Как я хотел бы записать ее, эту ускользающую мысль, но мне только и остается, что записать: она от меня ускользнула…)» (Паскаль) [105].
«Иной раз только я соберусь записать пришедшую мне в голову мысль, как она улетучивается. Тут я вспоминаю о забытой было немощи моего разумения, а это не менее поучительно, чем забытая мысль, потому что стремлюсь я лишь к одному – к пониманию полного моего ничтожества». (Паскаль) [106].
* * *
«Книга памяти». Книга десятая.
Говоря о комнате, он не собирается пренебрегать окнами, что в ней иногда присутствуют. Комната – не обязательно образ герметического сознания, и когда мужчина или женщина стоят или сидят в комнате в одиночестве, там, понимает он, происходит больше, нежели безмолвие мысли, безмолвие тела, с трудом старающегося облечь свои мысли в слова. Да и не намерен он намекать, что в четырех стенах сознания имеет место лишь страданье, как в прежних отсылках к Хёльдерлину и Эмили Дикинсон. Думает он, к примеру, о женщинах Вермеера, одних у себя в комнатах, а яркий свет внешнего мира льется в окно, открытое либо закрытое, – и совершенная неподвижность тех одиночеств, чуть ли не душещипательное воскрешение в памяти повседневности и ее бытовых переменных. Он думает, в частности, о картине, которую видел в своей поездке в Амстердам: «Дама в голубом, читающая письмо», – ее созерцание в Рейксмюзеуме чуть не парализовало его. Как писал один комментатор: «Письмо, карта, беременность этой женщины, пустой стул, открытый ларец, невидимое окно – все это напоминания либо естественные символы отсутствия, незримого, других умов, воль, времен и мест, прошлого и будущего, рождения и, возможно, смерти; в общем – мира, простирающегося за края рамы, и горизонтов покрупней и пошире, что окружают сцену, замершую перед нашим взором, и посягают на нее. И все же Вермеер упирает на полноту и самодостаточность настоящего мгновения – с такой убежденностью, что ее способности ориентировать и содержать в себе сообщается метафизическая ценность» [107].

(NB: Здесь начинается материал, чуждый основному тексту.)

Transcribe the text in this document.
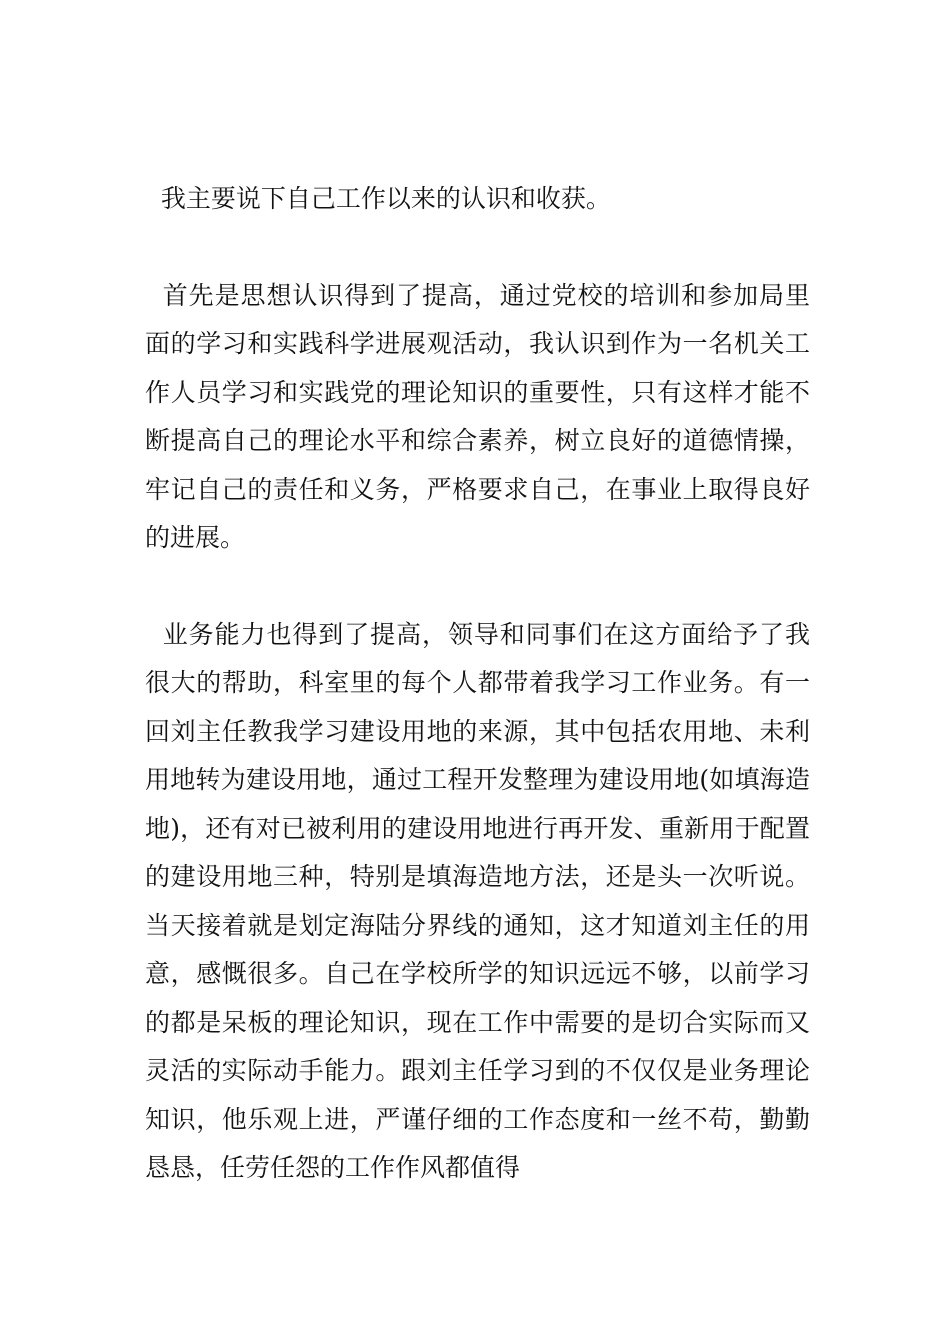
我主要说下自己工作以来的认识和收获。

首先是思想认识得到了提高，通过党校的培训和参加局里面的学习和实践科学进展观活动，我认识到作为一名机关工作人员学习和实践党的理论知识的重要性，只有这样才能不断提高自己的理论水平和综合素养，树立良好的道德情操，牢记自己的责任和义务，严格要求自己，在事业上取得良好的进展。

业务能力也得到了提高，领导和同事们在这方面给予了我很大的帮助，科室里的每个人都带着我学习工作业务。有一回刘主任教我学习建设用地的来源，其中包括农用地、未利用地转为建设用地，通过工程开发整理为建设用地(如填海造地)，还有对已被利用的建设用地进行再开发、重新用于配置的建设用地三种，特别是填海造地方法，还是头一次听说。当天接着就是划定海陆分界线的通知，这才知道刘主任的用意，感慨很多。自己在学校所学的知识远远不够，以前学习的都是呆板的理论知识，现在工作中需要的是切合实际而又灵活的实际动手能力。跟刘主任学习到的不仅仅是业务理论知识，他乐观上进，严谨仔细的工作态度和一丝不苟，勤勤恳恳，任劳任怨的工作作风都值得
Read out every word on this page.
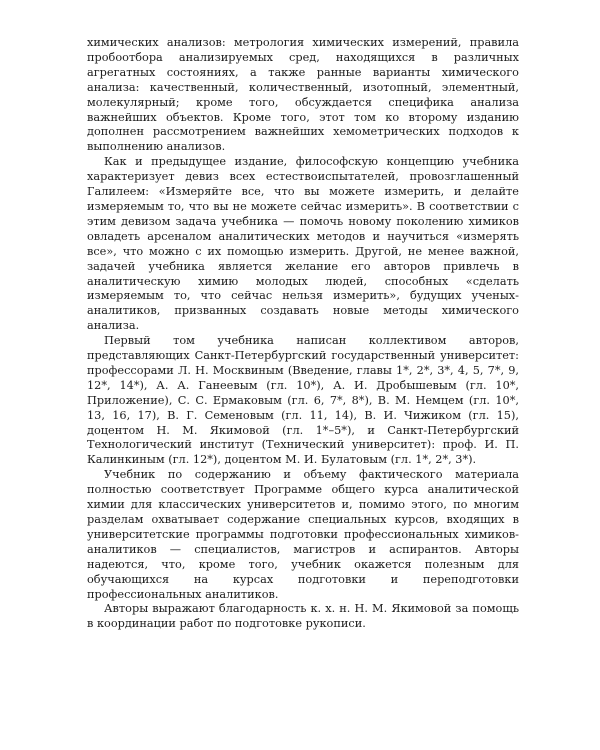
химических анализов: метрология химических измерений, правила пробоотбора анализируемых сред, находящихся в различных агрегатных состояниях, а также ранные варианты химического анализа: качественный, количественный, изотопный, элементный, молекулярный; кроме того, обсуждается специфика анализа важнейших объектов. Кроме того, этот том ко второму изданию дополнен рассмотрением важнейших хемометрических подходов к выполнению анализов.

Как и предыдущее издание, философскую концепцию учебника характеризует девиз всех естествоиспытателей, провозглашенный Галилеем: «Измеряйте все, что вы можете измерить, и делайте измеряемым то, что вы не можете сейчас измерить». В соответствии с этим девизом задача учебника — помочь новому поколению химиков овладеть арсеналом аналитических методов и научиться «измерять все», что можно с их помощью измерить. Другой, не менее важной, задачей учебника является желание его авторов привлечь в аналитическую химию молодых людей, способных «сделать измеряемым то, что сейчас нельзя измерить», будущих ученых-аналитиков, призванных создавать новые методы химического анализа.

Первый том учебника написан коллективом авторов, представляющих Санкт-Петербургский государственный университет: профессорами Л. Н. Москвиным (Введение, главы 1*, 2*, 3*, 4, 5, 7*, 9, 12*, 14*), А. А. Ганеевым (гл. 10*), А. И. Дробышевым (гл. 10*, Приложение), С. С. Ермаковым (гл. 6, 7*, 8*), В. М. Немцем (гл. 10*, 13, 16, 17), В. Г. Семеновым (гл. 11, 14), В. И. Чижиком (гл. 15), доцентом Н. М. Якимовой (гл. 1*–5*), и Санкт-Петербургский Технологический институт (Технический университет): проф. И. П. Калинкиным (гл. 12*), доцентом М. И. Булатовым (гл. 1*, 2*, 3*).

Учебник по содержанию и объему фактического материала полностью соответствует Программе общего курса аналитической химии для классических университетов и, помимо этого, по многим разделам охватывает содержание специальных курсов, входящих в университетские программы подготовки профессиональных химиков-аналитиков — специалистов, магистров и аспирантов. Авторы надеются, что, кроме того, учебник окажется полезным для обучающихся на курсах подготовки и переподготовки профессиональных аналитиков.

Авторы выражают благодарность к. х. н. Н. М. Якимовой за помощь в координации работ по подготовке рукописи.
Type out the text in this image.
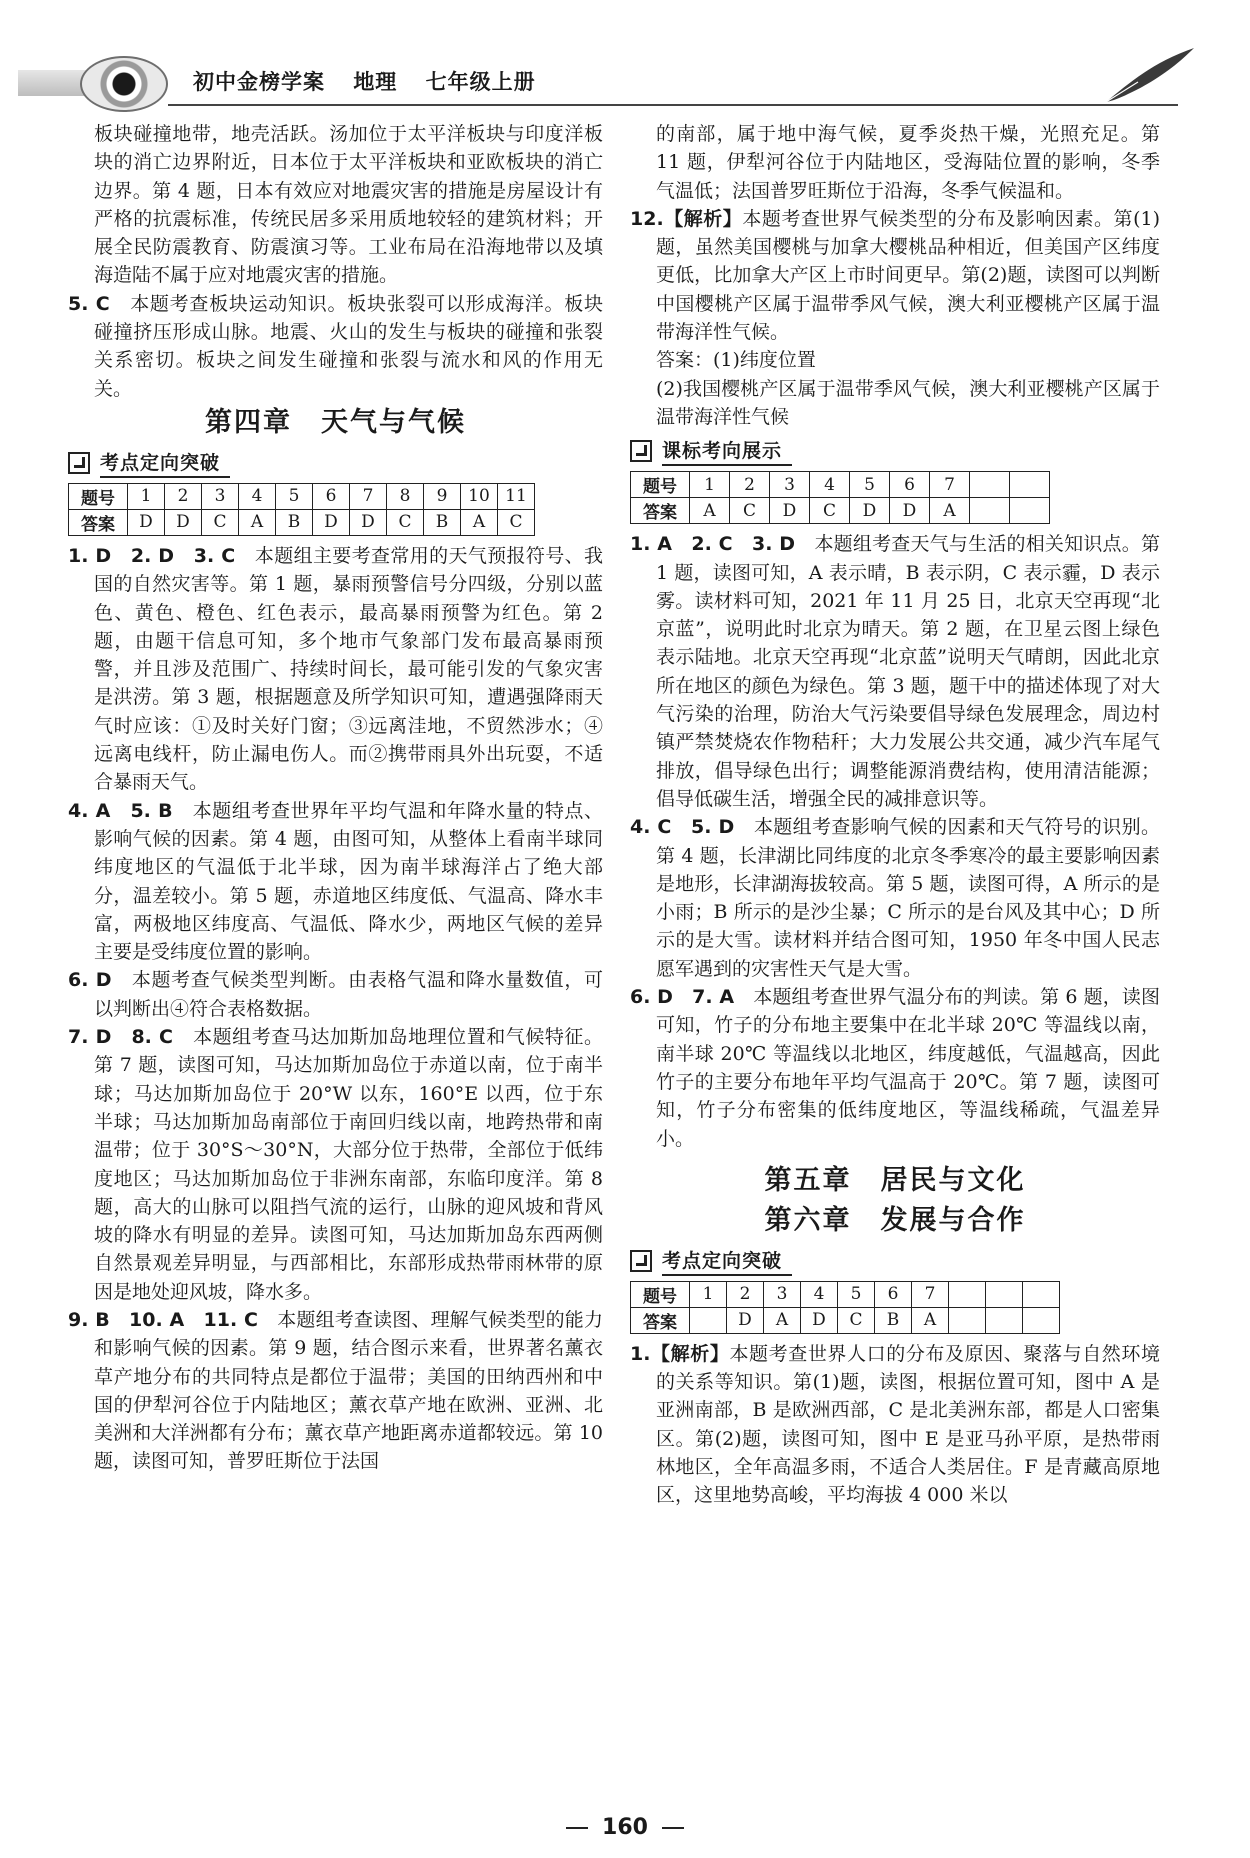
初中金榜学案 地理 七年级上册

板块碰撞地带，地壳活跃。汤加位于太平洋板块与印度洋板块的消亡边界附近，日本位于太平洋板块和亚欧板块的消亡边界。第 4 题，日本有效应对地震灾害的措施是房屋设计有严格的抗震标准，传统民居多采用质地较轻的建筑材料；开展全民防震教育、防震演习等。工业布局在沿海地带以及填海造陆不属于应对地震灾害的措施。

5. C　 本题考查板块运动知识。板块张裂可以形成海洋。板块碰撞挤压形成山脉。地震、火山的发生与板块的碰撞和张裂关系密切。板块之间发生碰撞和张裂与流水和风的作用无关。

第四章　天气与气候
考点定向突破
题号	1	2	3	4	5	6	7	8	9	10	11
答案	D	D	C	A	B	D	D	C	B	A	C

1. D　2. D　3. C　 本题组主要考查常用的天气预报符号、我国的自然灾害等。第 1 题，暴雨预警信号分四级，分别以蓝色、黄色、橙色、红色表示，最高暴雨预警为红色。第 2 题，由题干信息可知，多个地市气象部门发布最高暴雨预警，并且涉及范围广、持续时间长，最可能引发的气象灾害是洪涝。第 3 题，根据题意及所学知识可知，遭遇强降雨天气时应该：①及时关好门窗；③远离洼地，不贸然涉水；④远离电线杆，防止漏电伤人。而②携带雨具外出玩耍，不适合暴雨天气。

4. A　5. B　 本题组考查世界年平均气温和年降水量的特点、影响气候的因素。第 4 题，由图可知，从整体上看南半球同纬度地区的气温低于北半球，因为南半球海洋占了绝大部分，温差较小。第 5 题，赤道地区纬度低、气温高、降水丰富，两极地区纬度高、气温低、降水少，两地区气候的差异主要是受纬度位置的影响。

6. D　 本题考查气候类型判断。由表格气温和降水量数值，可以判断出④符合表格数据。

7. D　8. C　 本题组考查马达加斯加岛地理位置和气候特征。第 7 题，读图可知，马达加斯加岛位于赤道以南，位于南半球；马达加斯加岛位于 20°W 以东，160°E 以西，位于东半球；马达加斯加岛南部位于南回归线以南，地跨热带和南温带；位于 30°S～30°N，大部分位于热带，全部位于低纬度地区；马达加斯加岛位于非洲东南部，东临印度洋。第 8 题，高大的山脉可以阻挡气流的运行，山脉的迎风坡和背风坡的降水有明显的差异。读图可知，马达加斯加岛东西两侧自然景观差异明显，与西部相比，东部形成热带雨林带的原因是地处迎风坡，降水多。

9. B　10. A　11. C　 本题组考查读图、理解气候类型的能力和影响气候的因素。第 9 题，结合图示来看，世界著名薰衣草产地分布的共同特点是都位于温带；美国的田纳西州和中国的伊犁河谷位于内陆地区；薰衣草产地在欧洲、亚洲、北美洲和大洋洲都有分布；薰衣草产地距离赤道都较远。第 10 题，读图可知，普罗旺斯位于法国

的南部，属于地中海气候，夏季炎热干燥，光照充足。第 11 题，伊犁河谷位于内陆地区，受海陆位置的影响，冬季气温低；法国普罗旺斯位于沿海，冬季气候温和。

12.【解析】本题考查世界气候类型的分布及影响因素。第(1)题，虽然美国樱桃与加拿大樱桃品种相近，但美国产区纬度更低，比加拿大产区上市时间更早。第(2)题，读图可以判断中国樱桃产区属于温带季风气候，澳大利亚樱桃产区属于温带海洋性气候。

答案：(1)纬度位置

(2)我国樱桃产区属于温带季风气候，澳大利亚樱桃产区属于温带海洋性气候

课标考向展示
题号	1	2	3	4	5	6	7		
答案	A	C	D	C	D	D	A		

1. A　2. C　3. D　 本题组考查天气与生活的相关知识点。第 1 题，读图可知，A 表示晴，B 表示阴，C 表示霾，D 表示雾。读材料可知，2021 年 11 月 25 日，北京天空再现“北京蓝”，说明此时北京为晴天。第 2 题，在卫星云图上绿色表示陆地。北京天空再现“北京蓝”说明天气晴朗，因此北京所在地区的颜色为绿色。第 3 题，题干中的描述体现了对大气污染的治理，防治大气污染要倡导绿色发展理念，周边村镇严禁焚烧农作物秸秆；大力发展公共交通，减少汽车尾气排放，倡导绿色出行；调整能源消费结构，使用清洁能源；倡导低碳生活，增强全民的减排意识等。

4. C　5. D　 本题组考查影响气候的因素和天气符号的识别。第 4 题，长津湖比同纬度的北京冬季寒冷的最主要影响因素是地形，长津湖海拔较高。第 5 题，读图可得，A 所示的是小雨；B 所示的是沙尘暴；C 所示的是台风及其中心；D 所示的是大雪。读材料并结合图可知，1950 年冬中国人民志愿军遇到的灾害性天气是大雪。

6. D　7. A　 本题组考查世界气温分布的判读。第 6 题，读图可知，竹子的分布地主要集中在北半球 20℃ 等温线以南，南半球 20℃ 等温线以北地区，纬度越低，气温越高，因此竹子的主要分布地年平均气温高于 20℃。第 7 题，读图可知，竹子分布密集的低纬度地区，等温线稀疏，气温差异小。

第五章　居民与文化
第六章　发展与合作
考点定向突破
题号	1	2	3	4	5	6	7			
答案		D	A	D	C	B	A			

1.【解析】本题考查世界人口的分布及原因、聚落与自然环境的关系等知识。第(1)题，读图，根据位置可知，图中 A 是亚洲南部，B 是欧洲西部，C 是北美洲东部，都是人口密集区。第(2)题，读图可知，图中 E 是亚马孙平原，是热带雨林地区，全年高温多雨，不适合人类居住。F 是青藏高原地区，这里地势高峻，平均海拔 4 000 米以

160
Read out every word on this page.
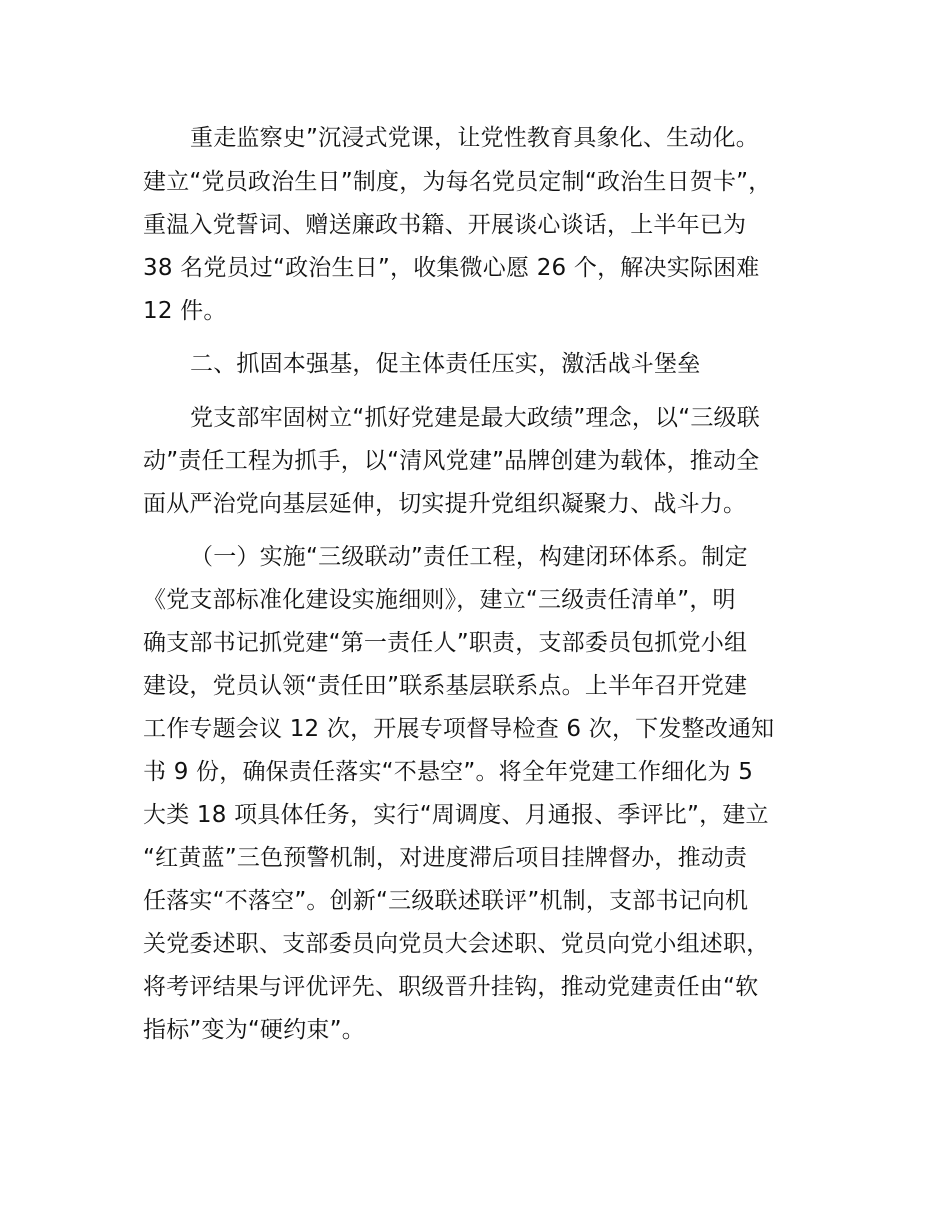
重走监察史”沉浸式党课，让党性教育具象化、生动化。
建立“党员政治生日”制度，为每名党员定制“政治生日贺卡”，
重温入党誓词、赠送廉政书籍、开展谈心谈话，上半年已为
38 名党员过“政治生日”，收集微心愿 26 个，解决实际困难
12 件。
二、抓固本强基，促主体责任压实，激活战斗堡垒
党支部牢固树立“抓好党建是最大政绩”理念，以“三级联
动”责任工程为抓手，以“清风党建”品牌创建为载体，推动全
面从严治党向基层延伸，切实提升党组织凝聚力、战斗力。
（一）实施“三级联动”责任工程，构建闭环体系。制定
《党支部标准化建设实施细则》，建立“三级责任清单”，明
确支部书记抓党建“第一责任人”职责，支部委员包抓党小组
建设，党员认领“责任田”联系基层联系点。上半年召开党建
工作专题会议 12 次，开展专项督导检查 6 次，下发整改通知
书 9 份，确保责任落实“不悬空”。将全年党建工作细化为 5
大类 18 项具体任务，实行“周调度、月通报、季评比”，建立
“红黄蓝”三色预警机制，对进度滞后项目挂牌督办，推动责
任落实“不落空”。创新“三级联述联评”机制，支部书记向机
关党委述职、支部委员向党员大会述职、党员向党小组述职，
将考评结果与评优评先、职级晋升挂钩，推动党建责任由“软
指标”变为“硬约束”。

Еще больше, нежели предметы, упомянутые в этом списке, зрителя тепло манит обратить внимание на эту наружность, на мир за пределами картины само качество света, падающего сквозь невидимое окно слева. О. всматривается в лицо женщины, время идет – и он уже почти начинает слышать голос у нее в голове, пока она читает письмо, которое держит в руках. Она, такая беременная, столь безмятежная в имманентности материнства, с письмом, вынутым из ларца, – его, несомненно, читают уже в сотый раз; а на стене справа от нее висит карта мира – образ всего, что существует за пределами этой комнаты: этого света, нежно омывающего ее лицо и сияющего на ее голубом платье, живота, выпирающего жизнью, и его синевы, окутанной сиянием, света до того бледного, что граничит с белизной. Дальше – в том же ключе: «Молочница», «Женщина, занятая весами», «Женщина с жемчужным ожерельем», «Молодая женщина с кувшином воды», «Девушка, читающая письмо у открытого окна».